It may not seem like the data your small business accumulates would be sufficient to draw the attention of cyber criminals. But, data hacking is a growing concern for businesses of all sizes. In fact, half of all U.S. small businesses were targeted by phishing attacks in 2016, according to one industry survey. Taking that bait can be costly in dollars and reputation. Fortunately, there are a number of practices you can put into place to help you establish a first line of defense against would-be hackers. These include:
#1: Toughen Up Your Software
Keep your company’s primary security software up to date and optimized to defend sensitive data, both yours and your customers. This applies to all devices you use to create, view, or respond to business-related matters. Also, regularly update the software and apps you use and uninstall those you don’t across all of these devices. New versions and recommended patches fix bugs, but they also close potential “backdoor” entry points that hackers might use to compromise your systems.
#2: Shut It Down
Sometimes, it’s the little things that can make your data system tougher to crack. In addition to not clicking through links embedded in emails or text messages from unfamiliar senders, make a habit of closing down unattended devices, especially at night. A computer that is shut off can’t be hacked.
#3: Add a Layer of Complexity
Make your passwords as strong as possible. Consider using multiple numbers and symbols, upper and lower case letters, and unusual combinations or wording in every password you use. Use a unique password for every application; that way, if a password is hacked, only one application—and not your entire system—is compromised. Likewise, if you offer a service that requires your clients to sign in, consider having them to use a combination of letters and numbers as well.
#4: Double Dare e-Truders
More companies are moving to a two-factor authentication process as part of their log-in procedure. This often requires users to enter a numerical code sent via text to their cellphone before they are granted access. Paired with a registered username and password, this approach makes it harder to hack data. Adding this layer to your business’s registered sites is also worth investigating to help safeguard your clients’ data.
#5: Store It, Scan It, Save It
If you’re storing business data: find an offsite location as well. There are many options, from flash memory thumb drives, which are easy to misplace, to external hard drives, which can have limited life spans, to cloud-based solutions. Today, many programs are cloud based and backed up with each keystroke to the cloud. When choosing, consider using a second online storage service or network-attached storage. Understand the capacity, data encryption method, ease of use, and compatibility with your system, as well as the cost, when evaluating each.
#6: Use Tech to Fight Tech
Consider investing in security software.
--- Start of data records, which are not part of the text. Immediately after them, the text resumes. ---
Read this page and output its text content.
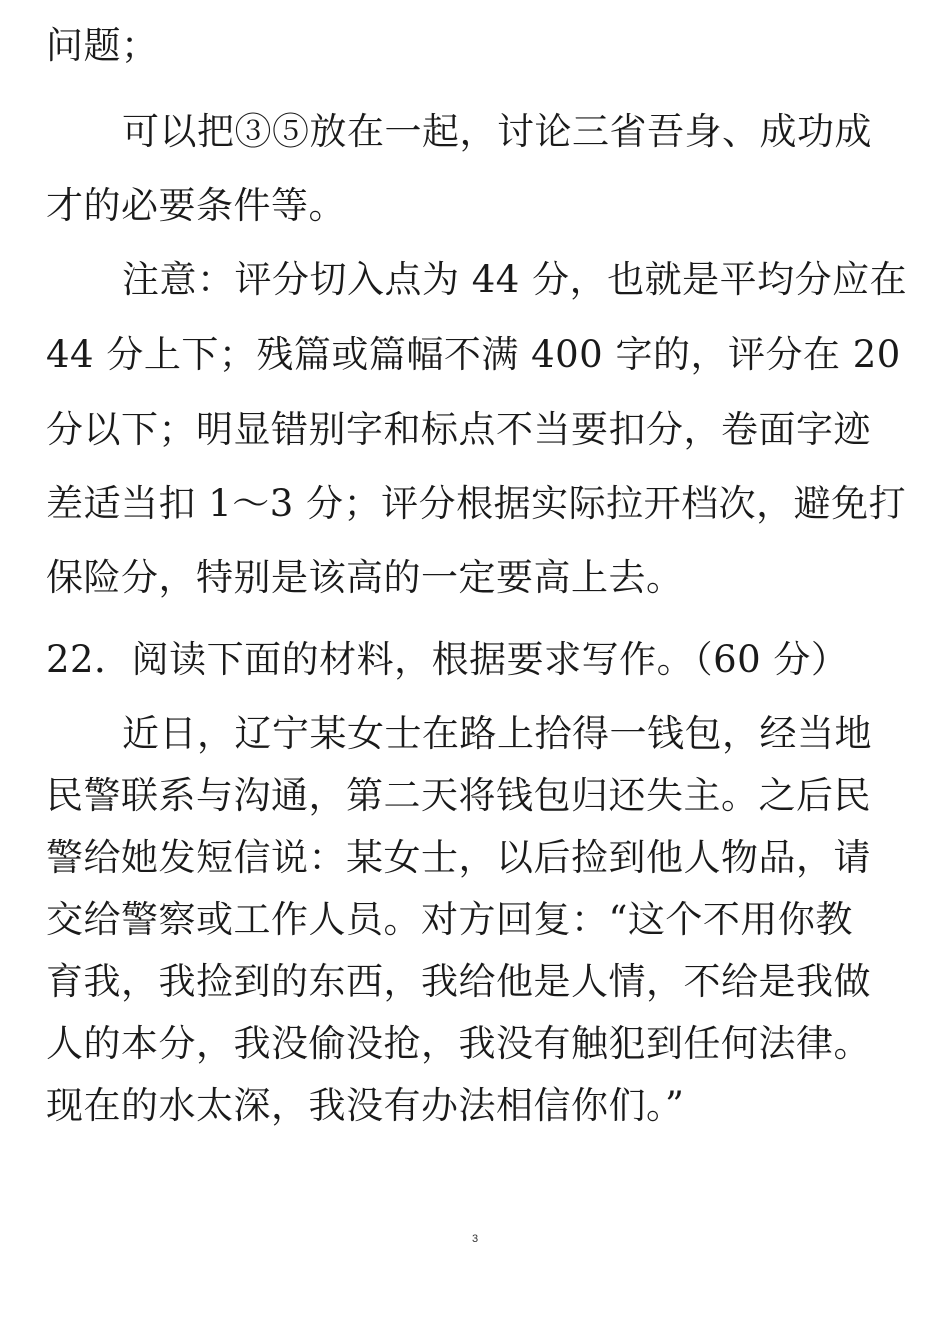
问题；
可以把③⑤放在一起，讨论三省吾身、成功成
才的必要条件等。
注意：评分切入点为 44 分，也就是平均分应在
44 分上下；残篇或篇幅不满 400 字的，评分在 20
分以下；明显错别字和标点不当要扣分，卷面字迹
差适当扣 1～3 分；评分根据实际拉开档次，避免打
保险分，特别是该高的一定要高上去。
22．阅读下面的材料，根据要求写作。（60 分）
近日，辽宁某女士在路上拾得一钱包，经当地
民警联系与沟通，第二天将钱包归还失主。之后民
警给她发短信说：某女士，以后捡到他人物品，请
交给警察或工作人员。对方回复：“这个不用你教
育我，我捡到的东西，我给他是人情，不给是我做
人的本分，我没偷没抢，我没有触犯到任何法律。
现在的水太深，我没有办法相信你们。”
3
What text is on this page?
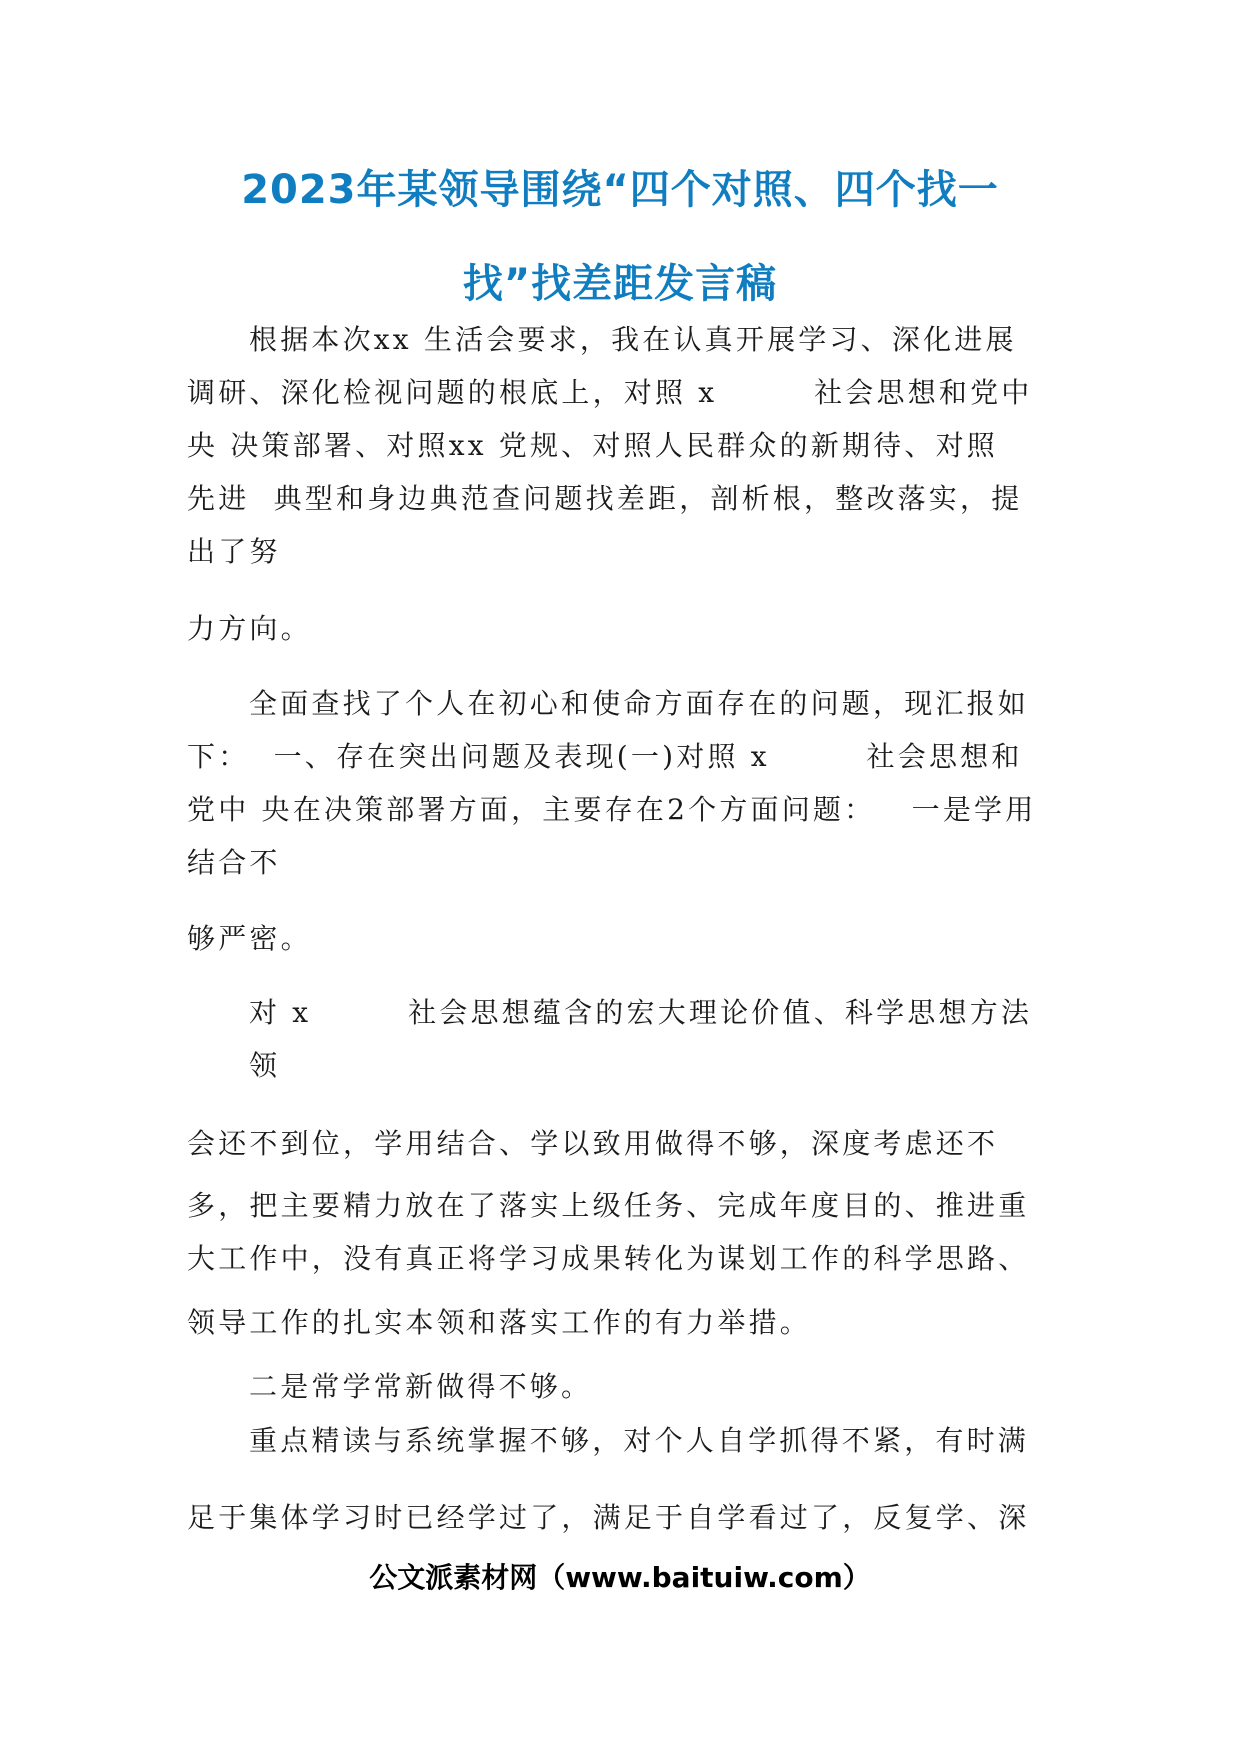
2023年某领导围绕“四个对照、四个找一
找”找差距发言稿
根据本次xx 生活会要求，我在认真开展学习、深化进展
调研、深化检视问题的根底上，对照 x        社会思想和党中
央 决策部署、对照xx 党规、对照人民群众的新期待、对照
先进  典型和身边典范查问题找差距，剖析根，整改落实，提
出了努
力方向。
全面查找了个人在初心和使命方面存在的问题，现汇报如
下：  一、存在突出问题及表现(一)对照 x        社会思想和
党中 央在决策部署方面，主要存在2个方面问题：   一是学用
结合不
够严密。
对 x        社会思想蕴含的宏大理论价值、科学思想方法
领
会还不到位，学用结合、学以致用做得不够，深度考虑还不
多，把主要精力放在了落实上级任务、完成年度目的、推进重
大工作中，没有真正将学习成果转化为谋划工作的科学思路、
领导工作的扎实本领和落实工作的有力举措。
二是常学常新做得不够。
重点精读与系统掌握不够，对个人自学抓得不紧，有时满
足于集体学习时已经学过了，满足于自学看过了，反复学、深
公文派素材网（www.baituiw.com）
These programs make it simple to keep your equipment free from computer viruses, malware, and other nasty “infections.” Most have easy-to-use interfaces that allow you to set up automatic updates and security scans on a regular basis. These can alert you to potential threats and repair them with a single click. Look for online reviews of the companies behind this type of software to verify their reputations and the best options for your line of business.
#7: Don’t Collect What You Don’t Need
When gathering data from clients, don’t ask for more than you need. Very few circumstances really warrant requesting a Social Security number, for instance. Also, regularly purge your electronic and paper-based files. Remove account numbers, invoices, and any material you no longer need. If it is paper based, shred it.
When it comes to data security, it pays to be proactive. While there are more actions you can take as your business grows, starting small and making security part of your daily routine is simply a best practice and one that can keep you moving toward your long-term goals.